RDDs
Before DataFrames, you would use
RDD.groupBy()
to group your data. This method is very expensive and requires a complete reshuffle of all of your data to ensure all records with the same key end up on the same Spark Worker Node.
Instead, you should use
RDD.aggregate()
,
PairRDDFunctions.groupByKey()
, or
PairRDDFunctions.reduceByKey()
if you're grouping for the purposes of aggregating data such as
sum()
or
count()
.
Note: You need to
import org.apache.spark.rdd.PairRDDFunctions
DataFrames
At the moment, all DataFrame grouping operations assume that you're grouping for the purposes of aggregating data.
If you're looking to group for any other reason (not common), you'll need to get a reference to the underlying RDD as follows:
sessionsDF.rdd.groupBy(...)
Otherwise, the DataFrame
groupBy()
method returns a GroupedData instance as follows:import org.apache.spark.sql.GroupedData
val sessionsDF = Seq(("day1","user1","session1", 100.0),("day1","user1","session2",200.0),
("day2","user1","session3",300.0),("day2","user1","session4",400.0),
("day2","user1","session4",99.0))
.toDF("day","userId","sessionId","purchaseTotal")
val groupedSessions: GroupedData = sessionsDF.groupBy("day", "userId")
At the moment, there's not much you can do with a
GroupedData
instance except add
aggregations as follows:import org.apache.spark.sql.functions._
groupedSessionsDF = groupedSessions.agg($"day", $"userId", countDistinct("sessionId"), sum("purchaseTotal"))
There's also a convenience method for agg() that takes a Map of "column" to "aggregation type" as follows:
val groupedSessionsDF = groupedSessions.agg($"day", $"userId", "sessionId" -> "count", "purchaseTotal" -> "sum" )

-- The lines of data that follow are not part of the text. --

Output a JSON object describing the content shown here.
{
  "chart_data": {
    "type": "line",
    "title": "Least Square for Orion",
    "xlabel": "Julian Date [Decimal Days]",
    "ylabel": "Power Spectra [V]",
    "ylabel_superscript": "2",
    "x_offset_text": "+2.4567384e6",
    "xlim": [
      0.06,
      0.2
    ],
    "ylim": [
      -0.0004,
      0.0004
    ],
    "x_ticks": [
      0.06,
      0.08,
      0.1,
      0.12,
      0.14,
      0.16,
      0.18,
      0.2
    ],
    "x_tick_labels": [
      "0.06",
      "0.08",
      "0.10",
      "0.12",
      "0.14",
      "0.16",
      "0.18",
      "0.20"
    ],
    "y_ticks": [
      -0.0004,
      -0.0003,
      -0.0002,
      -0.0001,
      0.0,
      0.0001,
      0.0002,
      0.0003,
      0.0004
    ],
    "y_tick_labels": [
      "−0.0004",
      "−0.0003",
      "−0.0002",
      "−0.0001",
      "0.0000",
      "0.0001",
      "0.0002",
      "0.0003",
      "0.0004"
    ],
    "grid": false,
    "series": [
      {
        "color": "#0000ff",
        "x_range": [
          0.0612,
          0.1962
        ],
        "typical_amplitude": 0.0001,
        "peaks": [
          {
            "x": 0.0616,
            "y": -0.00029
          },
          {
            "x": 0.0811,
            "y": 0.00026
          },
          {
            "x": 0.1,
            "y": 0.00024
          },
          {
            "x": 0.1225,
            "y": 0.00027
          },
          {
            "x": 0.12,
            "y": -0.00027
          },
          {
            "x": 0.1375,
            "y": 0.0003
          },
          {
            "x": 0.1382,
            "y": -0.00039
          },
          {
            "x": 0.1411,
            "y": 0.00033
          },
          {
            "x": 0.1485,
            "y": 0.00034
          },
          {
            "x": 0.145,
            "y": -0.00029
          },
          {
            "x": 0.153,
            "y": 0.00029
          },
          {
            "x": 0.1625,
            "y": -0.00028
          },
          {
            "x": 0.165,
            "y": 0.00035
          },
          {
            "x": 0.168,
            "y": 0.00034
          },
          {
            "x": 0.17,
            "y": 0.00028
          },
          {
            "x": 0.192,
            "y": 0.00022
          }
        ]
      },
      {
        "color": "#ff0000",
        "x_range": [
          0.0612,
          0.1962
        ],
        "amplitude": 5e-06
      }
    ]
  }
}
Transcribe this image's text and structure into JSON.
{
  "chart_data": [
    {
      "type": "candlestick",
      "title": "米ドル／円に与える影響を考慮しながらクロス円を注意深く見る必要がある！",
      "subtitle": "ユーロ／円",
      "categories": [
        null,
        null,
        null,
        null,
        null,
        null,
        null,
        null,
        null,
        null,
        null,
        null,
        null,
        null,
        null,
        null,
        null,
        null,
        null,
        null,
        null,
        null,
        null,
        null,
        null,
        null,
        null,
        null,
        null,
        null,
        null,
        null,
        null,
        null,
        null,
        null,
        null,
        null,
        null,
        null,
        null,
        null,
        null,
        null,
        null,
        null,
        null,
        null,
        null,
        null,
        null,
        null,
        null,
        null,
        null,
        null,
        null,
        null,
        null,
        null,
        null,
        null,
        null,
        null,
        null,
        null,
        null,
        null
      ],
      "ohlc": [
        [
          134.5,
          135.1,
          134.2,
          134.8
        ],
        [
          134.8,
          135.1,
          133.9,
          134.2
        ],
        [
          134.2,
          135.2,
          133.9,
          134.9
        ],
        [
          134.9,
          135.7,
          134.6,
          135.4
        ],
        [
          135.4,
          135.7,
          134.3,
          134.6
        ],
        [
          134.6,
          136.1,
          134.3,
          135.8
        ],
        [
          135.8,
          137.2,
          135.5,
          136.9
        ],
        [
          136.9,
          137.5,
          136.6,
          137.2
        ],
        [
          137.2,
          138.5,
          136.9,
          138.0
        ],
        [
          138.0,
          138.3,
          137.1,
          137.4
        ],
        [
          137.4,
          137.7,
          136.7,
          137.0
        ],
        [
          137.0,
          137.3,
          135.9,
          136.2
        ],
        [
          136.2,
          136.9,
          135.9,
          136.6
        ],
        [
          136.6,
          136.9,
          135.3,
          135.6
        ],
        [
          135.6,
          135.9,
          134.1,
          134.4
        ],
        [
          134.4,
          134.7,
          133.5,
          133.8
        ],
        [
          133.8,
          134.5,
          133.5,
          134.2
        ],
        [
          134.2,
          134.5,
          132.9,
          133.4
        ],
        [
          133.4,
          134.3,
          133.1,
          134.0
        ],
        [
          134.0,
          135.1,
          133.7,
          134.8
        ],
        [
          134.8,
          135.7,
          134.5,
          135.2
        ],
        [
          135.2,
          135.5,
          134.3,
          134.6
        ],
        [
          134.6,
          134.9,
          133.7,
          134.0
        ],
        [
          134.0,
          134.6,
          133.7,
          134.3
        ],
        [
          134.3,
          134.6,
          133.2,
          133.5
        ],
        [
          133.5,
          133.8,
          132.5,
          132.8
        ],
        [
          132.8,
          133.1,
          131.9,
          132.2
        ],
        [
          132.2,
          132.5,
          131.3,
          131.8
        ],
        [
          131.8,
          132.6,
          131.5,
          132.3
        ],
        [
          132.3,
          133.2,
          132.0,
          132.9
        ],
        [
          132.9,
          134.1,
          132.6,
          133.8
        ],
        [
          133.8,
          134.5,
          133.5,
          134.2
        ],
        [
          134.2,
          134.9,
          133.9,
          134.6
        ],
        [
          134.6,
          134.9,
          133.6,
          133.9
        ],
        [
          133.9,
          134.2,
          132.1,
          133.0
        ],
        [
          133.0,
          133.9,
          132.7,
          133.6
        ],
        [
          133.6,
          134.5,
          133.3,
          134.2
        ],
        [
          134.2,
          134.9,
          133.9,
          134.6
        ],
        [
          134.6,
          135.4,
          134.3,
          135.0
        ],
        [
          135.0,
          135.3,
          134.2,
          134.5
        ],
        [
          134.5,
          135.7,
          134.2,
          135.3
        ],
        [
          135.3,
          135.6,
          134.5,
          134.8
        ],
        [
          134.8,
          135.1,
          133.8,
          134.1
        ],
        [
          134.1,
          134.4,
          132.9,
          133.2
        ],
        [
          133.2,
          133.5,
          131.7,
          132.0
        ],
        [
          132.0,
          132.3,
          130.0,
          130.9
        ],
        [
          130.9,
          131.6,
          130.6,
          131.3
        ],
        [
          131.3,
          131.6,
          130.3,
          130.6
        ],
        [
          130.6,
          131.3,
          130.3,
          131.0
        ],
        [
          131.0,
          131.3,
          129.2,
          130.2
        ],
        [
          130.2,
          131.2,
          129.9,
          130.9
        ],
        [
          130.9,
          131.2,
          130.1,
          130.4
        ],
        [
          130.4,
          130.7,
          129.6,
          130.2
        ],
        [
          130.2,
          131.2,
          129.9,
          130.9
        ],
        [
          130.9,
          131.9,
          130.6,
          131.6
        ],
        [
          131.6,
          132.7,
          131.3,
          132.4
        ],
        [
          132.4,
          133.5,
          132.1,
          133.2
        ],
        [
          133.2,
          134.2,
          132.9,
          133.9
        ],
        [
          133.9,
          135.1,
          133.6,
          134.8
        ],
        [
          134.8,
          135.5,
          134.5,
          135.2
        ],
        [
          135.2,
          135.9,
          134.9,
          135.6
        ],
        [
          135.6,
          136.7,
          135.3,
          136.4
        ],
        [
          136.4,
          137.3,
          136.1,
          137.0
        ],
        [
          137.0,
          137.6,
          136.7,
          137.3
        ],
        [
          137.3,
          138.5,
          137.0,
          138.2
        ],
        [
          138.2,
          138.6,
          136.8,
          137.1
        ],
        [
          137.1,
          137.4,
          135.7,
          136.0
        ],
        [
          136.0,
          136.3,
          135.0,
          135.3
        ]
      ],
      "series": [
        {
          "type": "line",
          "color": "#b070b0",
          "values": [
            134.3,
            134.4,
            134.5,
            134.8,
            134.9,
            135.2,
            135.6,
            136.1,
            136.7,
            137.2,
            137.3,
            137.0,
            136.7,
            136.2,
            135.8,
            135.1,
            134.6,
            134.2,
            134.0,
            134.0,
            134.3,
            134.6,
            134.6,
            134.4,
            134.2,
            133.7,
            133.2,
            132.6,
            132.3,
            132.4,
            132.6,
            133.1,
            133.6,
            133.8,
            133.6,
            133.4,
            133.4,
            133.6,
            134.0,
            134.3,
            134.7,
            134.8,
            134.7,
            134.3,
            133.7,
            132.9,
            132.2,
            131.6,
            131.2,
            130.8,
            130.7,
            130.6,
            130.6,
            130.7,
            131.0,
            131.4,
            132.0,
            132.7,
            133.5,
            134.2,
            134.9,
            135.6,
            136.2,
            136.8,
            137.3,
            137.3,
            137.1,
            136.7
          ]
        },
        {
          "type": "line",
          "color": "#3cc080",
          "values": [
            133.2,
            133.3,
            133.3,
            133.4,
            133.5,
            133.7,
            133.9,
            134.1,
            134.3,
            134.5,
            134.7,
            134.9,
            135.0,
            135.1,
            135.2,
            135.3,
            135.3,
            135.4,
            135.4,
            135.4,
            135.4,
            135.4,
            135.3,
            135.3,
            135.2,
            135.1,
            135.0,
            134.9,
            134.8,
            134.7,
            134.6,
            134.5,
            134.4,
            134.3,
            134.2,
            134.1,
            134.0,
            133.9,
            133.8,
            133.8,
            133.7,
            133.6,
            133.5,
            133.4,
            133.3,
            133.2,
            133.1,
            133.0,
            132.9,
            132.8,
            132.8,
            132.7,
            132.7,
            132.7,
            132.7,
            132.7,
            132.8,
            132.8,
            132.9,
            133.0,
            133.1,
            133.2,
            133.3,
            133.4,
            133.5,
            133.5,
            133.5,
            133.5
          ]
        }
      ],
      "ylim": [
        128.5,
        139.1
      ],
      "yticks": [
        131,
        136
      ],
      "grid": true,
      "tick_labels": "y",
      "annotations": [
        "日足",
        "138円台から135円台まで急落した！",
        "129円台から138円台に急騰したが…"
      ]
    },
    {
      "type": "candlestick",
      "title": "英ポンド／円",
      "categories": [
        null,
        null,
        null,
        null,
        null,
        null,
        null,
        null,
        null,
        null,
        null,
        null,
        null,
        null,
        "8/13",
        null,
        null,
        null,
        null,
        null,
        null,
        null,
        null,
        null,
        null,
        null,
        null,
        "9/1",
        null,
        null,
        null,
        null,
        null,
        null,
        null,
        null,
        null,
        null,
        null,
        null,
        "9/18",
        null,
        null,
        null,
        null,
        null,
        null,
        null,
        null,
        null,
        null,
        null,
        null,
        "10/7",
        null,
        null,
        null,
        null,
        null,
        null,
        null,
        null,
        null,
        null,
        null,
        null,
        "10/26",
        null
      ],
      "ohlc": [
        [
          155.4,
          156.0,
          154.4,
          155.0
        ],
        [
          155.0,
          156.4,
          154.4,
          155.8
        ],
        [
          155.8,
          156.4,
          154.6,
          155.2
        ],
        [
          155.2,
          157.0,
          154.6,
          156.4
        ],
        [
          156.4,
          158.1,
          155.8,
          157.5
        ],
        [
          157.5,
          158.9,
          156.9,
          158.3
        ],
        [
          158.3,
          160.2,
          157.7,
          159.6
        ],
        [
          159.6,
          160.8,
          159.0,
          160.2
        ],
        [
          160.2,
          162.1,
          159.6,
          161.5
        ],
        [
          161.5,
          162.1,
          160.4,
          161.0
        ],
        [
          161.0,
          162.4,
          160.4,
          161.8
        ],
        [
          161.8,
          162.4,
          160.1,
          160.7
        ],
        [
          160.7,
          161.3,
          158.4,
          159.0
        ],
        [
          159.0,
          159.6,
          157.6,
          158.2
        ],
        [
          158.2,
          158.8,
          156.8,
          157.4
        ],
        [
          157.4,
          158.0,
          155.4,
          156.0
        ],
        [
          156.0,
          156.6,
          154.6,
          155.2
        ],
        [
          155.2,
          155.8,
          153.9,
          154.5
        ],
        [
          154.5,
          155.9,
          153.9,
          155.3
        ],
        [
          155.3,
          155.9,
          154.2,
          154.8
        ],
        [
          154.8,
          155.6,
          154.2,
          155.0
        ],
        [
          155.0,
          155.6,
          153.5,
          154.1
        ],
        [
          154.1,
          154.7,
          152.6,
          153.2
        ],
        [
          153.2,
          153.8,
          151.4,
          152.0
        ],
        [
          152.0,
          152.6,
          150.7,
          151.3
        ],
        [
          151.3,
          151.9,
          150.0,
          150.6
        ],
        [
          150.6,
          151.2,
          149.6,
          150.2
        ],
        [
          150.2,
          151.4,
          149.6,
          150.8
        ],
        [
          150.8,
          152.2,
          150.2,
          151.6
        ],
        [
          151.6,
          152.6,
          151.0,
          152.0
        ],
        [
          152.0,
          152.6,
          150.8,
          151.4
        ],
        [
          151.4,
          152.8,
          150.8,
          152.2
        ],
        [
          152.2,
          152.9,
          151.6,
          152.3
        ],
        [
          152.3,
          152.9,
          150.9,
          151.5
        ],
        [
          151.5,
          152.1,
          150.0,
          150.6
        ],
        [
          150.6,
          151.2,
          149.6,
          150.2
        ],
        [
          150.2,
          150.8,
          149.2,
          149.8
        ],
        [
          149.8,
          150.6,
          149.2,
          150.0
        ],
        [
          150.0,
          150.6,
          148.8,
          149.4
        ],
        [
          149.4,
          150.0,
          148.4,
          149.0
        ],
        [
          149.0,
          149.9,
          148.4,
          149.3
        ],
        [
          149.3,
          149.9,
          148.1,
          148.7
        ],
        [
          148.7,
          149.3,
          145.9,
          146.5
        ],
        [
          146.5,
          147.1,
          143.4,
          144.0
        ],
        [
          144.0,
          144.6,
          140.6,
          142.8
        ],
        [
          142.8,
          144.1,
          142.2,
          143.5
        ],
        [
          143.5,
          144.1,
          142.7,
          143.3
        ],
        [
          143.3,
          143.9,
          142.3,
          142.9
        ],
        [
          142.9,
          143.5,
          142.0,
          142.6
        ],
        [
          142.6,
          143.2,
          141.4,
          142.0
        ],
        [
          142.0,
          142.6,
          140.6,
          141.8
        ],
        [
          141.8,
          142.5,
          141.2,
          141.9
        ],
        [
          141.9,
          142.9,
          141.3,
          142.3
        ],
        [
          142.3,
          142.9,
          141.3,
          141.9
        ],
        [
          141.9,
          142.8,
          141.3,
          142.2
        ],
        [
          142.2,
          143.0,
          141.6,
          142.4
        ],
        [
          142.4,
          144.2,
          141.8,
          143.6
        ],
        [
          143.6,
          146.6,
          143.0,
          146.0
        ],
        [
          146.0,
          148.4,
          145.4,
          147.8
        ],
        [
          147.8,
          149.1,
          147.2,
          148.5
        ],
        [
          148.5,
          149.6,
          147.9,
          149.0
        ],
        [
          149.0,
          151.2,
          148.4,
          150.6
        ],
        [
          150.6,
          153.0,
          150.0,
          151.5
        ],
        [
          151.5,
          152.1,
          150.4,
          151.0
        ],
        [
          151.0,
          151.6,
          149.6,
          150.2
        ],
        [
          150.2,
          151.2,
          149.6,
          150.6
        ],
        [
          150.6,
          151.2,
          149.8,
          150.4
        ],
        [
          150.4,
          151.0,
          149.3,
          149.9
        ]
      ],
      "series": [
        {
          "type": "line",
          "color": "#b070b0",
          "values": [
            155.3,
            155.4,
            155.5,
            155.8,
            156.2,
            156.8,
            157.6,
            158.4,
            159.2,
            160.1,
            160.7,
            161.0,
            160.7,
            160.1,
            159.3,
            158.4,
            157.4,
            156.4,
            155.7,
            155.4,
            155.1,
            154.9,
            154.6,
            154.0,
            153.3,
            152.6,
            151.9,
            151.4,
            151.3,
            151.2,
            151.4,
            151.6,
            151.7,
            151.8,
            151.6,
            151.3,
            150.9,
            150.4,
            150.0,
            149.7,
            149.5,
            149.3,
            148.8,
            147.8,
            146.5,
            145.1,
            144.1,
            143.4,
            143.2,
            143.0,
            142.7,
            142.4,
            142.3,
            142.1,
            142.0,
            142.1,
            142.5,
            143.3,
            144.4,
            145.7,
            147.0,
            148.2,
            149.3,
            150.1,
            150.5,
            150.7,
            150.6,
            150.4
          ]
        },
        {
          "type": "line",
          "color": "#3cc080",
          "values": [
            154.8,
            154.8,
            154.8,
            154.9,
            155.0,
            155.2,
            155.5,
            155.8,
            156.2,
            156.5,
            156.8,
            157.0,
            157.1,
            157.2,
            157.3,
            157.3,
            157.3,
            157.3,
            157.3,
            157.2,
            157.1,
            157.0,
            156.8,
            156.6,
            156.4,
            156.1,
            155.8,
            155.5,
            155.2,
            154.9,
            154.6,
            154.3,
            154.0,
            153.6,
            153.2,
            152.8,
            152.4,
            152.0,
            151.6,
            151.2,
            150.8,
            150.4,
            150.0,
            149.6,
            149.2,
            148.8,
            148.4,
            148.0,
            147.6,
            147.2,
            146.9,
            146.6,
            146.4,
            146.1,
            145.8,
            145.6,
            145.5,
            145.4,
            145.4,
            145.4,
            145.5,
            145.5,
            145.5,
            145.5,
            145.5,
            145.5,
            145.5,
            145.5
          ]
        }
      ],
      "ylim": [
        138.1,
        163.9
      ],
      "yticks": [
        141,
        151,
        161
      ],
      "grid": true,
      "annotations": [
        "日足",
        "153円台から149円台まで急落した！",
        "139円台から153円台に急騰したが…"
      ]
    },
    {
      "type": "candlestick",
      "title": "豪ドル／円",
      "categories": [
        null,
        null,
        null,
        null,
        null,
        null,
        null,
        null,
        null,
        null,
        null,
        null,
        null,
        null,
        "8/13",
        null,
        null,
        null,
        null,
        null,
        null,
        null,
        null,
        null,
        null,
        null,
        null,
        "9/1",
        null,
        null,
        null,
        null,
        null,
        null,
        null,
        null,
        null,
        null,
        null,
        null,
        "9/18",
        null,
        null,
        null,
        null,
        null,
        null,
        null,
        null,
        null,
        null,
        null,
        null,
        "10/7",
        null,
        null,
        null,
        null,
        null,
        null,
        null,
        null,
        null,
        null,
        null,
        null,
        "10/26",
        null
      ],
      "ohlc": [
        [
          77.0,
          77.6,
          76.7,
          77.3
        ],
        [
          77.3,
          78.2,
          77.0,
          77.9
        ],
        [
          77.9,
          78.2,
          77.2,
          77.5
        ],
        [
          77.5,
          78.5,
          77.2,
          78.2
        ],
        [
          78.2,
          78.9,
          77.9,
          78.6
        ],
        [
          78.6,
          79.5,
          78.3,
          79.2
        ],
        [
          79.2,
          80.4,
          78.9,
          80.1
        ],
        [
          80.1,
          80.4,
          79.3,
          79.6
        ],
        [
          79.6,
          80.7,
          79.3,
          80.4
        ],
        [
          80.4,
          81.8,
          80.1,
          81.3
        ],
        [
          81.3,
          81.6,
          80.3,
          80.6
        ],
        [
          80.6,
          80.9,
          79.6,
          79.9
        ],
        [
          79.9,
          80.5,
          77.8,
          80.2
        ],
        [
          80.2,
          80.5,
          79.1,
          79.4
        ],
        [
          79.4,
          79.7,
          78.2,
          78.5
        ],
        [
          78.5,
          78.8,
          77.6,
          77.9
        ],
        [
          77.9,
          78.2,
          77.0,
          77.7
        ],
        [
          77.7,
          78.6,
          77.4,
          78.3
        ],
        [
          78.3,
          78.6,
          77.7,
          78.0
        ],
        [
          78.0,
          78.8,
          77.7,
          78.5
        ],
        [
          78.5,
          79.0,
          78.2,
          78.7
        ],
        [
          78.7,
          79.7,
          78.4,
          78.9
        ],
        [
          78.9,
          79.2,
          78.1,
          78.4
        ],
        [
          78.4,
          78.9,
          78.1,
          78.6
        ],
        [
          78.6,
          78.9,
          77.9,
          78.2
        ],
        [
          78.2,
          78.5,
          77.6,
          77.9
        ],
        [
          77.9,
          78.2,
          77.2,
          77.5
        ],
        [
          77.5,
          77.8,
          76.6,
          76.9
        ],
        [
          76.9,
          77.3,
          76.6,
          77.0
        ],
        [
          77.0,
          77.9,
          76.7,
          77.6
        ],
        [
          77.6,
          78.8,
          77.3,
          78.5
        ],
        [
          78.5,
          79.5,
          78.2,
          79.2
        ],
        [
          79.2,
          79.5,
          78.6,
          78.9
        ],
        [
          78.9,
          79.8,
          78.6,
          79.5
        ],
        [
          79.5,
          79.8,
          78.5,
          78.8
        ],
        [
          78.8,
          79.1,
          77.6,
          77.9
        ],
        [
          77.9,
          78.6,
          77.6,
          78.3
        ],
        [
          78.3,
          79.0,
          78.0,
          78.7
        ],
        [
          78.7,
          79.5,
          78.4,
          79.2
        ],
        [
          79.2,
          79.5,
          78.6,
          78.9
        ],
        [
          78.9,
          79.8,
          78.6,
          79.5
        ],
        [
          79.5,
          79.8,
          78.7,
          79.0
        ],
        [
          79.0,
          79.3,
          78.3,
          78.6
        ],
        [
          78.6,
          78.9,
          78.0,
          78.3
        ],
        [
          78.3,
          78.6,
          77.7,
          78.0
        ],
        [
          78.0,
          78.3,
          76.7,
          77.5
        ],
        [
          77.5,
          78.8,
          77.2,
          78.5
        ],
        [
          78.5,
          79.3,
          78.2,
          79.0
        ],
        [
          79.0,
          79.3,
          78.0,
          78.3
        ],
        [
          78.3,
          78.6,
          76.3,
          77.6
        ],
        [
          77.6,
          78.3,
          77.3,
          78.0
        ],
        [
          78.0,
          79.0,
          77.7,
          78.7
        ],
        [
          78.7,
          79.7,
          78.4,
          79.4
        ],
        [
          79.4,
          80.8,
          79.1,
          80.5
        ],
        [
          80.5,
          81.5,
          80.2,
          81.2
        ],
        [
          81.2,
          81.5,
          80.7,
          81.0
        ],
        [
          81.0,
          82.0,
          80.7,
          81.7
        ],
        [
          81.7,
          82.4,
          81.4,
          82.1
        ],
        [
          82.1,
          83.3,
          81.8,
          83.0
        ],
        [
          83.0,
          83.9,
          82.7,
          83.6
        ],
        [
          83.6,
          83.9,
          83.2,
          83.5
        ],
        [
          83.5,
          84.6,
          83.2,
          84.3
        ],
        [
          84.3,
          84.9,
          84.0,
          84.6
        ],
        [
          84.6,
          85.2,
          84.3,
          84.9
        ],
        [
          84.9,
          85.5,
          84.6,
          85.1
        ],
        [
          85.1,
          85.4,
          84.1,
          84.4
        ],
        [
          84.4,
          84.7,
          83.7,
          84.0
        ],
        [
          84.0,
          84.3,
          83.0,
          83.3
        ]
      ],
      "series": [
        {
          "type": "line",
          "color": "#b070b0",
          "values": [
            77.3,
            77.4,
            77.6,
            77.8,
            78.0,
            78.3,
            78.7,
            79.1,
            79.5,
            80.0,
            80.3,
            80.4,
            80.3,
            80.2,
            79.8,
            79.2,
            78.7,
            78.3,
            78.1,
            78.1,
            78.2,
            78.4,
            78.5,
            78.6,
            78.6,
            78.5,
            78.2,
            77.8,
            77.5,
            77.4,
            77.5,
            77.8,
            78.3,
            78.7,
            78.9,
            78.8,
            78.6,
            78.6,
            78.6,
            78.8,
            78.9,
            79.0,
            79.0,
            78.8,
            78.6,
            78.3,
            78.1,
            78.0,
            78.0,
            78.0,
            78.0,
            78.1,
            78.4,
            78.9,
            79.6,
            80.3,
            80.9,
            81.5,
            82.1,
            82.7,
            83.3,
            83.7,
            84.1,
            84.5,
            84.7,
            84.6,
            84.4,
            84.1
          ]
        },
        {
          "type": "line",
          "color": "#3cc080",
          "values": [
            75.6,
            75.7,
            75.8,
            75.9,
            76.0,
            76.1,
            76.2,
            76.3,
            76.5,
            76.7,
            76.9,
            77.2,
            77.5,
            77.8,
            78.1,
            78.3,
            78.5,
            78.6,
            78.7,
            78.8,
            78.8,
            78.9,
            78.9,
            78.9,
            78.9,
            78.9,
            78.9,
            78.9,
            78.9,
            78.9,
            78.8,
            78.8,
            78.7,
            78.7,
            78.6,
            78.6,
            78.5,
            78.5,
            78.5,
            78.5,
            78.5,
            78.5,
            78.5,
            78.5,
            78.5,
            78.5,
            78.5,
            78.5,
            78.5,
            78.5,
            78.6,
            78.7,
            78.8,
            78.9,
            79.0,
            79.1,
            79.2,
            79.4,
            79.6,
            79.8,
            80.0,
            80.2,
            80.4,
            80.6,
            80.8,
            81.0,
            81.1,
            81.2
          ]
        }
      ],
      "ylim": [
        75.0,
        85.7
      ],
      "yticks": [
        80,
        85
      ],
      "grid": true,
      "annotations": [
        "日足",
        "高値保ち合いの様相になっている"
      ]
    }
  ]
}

This convenience method doesn't currently support the complete list of aggregations, so you may need to revert to the slightly-less-convenient approach listed just above for things like
countDistrinct()
and
sumDistrinct()
, etc
SQL
SQL/HiveQL requires that you specify an aggregation function as follows:
%sql SELECT day, userId, sessionId, purchaseTotal FROM test_df_group_by GROUP BY day, userId
Error in SQL statement: java.lang.RuntimeException: org.apache.spark.sql.AnalysisException: expression 'purchaseTotal' is neither present in the group by, nor is it an aggregate function. Add to group by or wrap in first() if you don't care which value you get.;
at org.apache.spark.sql.catalyst.analysis.CheckAnalysis$class.failAnalysis(CheckAnalysis.scala:38)
at org.apache.spark.sql.catalyst.analysis.Analyzer.failAnalysis(Analyzer.scala:40)
at
Here's a version that works...
%sql SELECT day, userId, count(sessionId) as session_count, sum(purchaseTotal) as purchase_total FROM test_df_group_by GROUP BY day, userId
You always want to use the DataFrames or SQL APIs over low-level RDDs. Especially for Python-based apps, you'll see a large performance boost by using these higher-level libraries due to performance optimizations at these layers.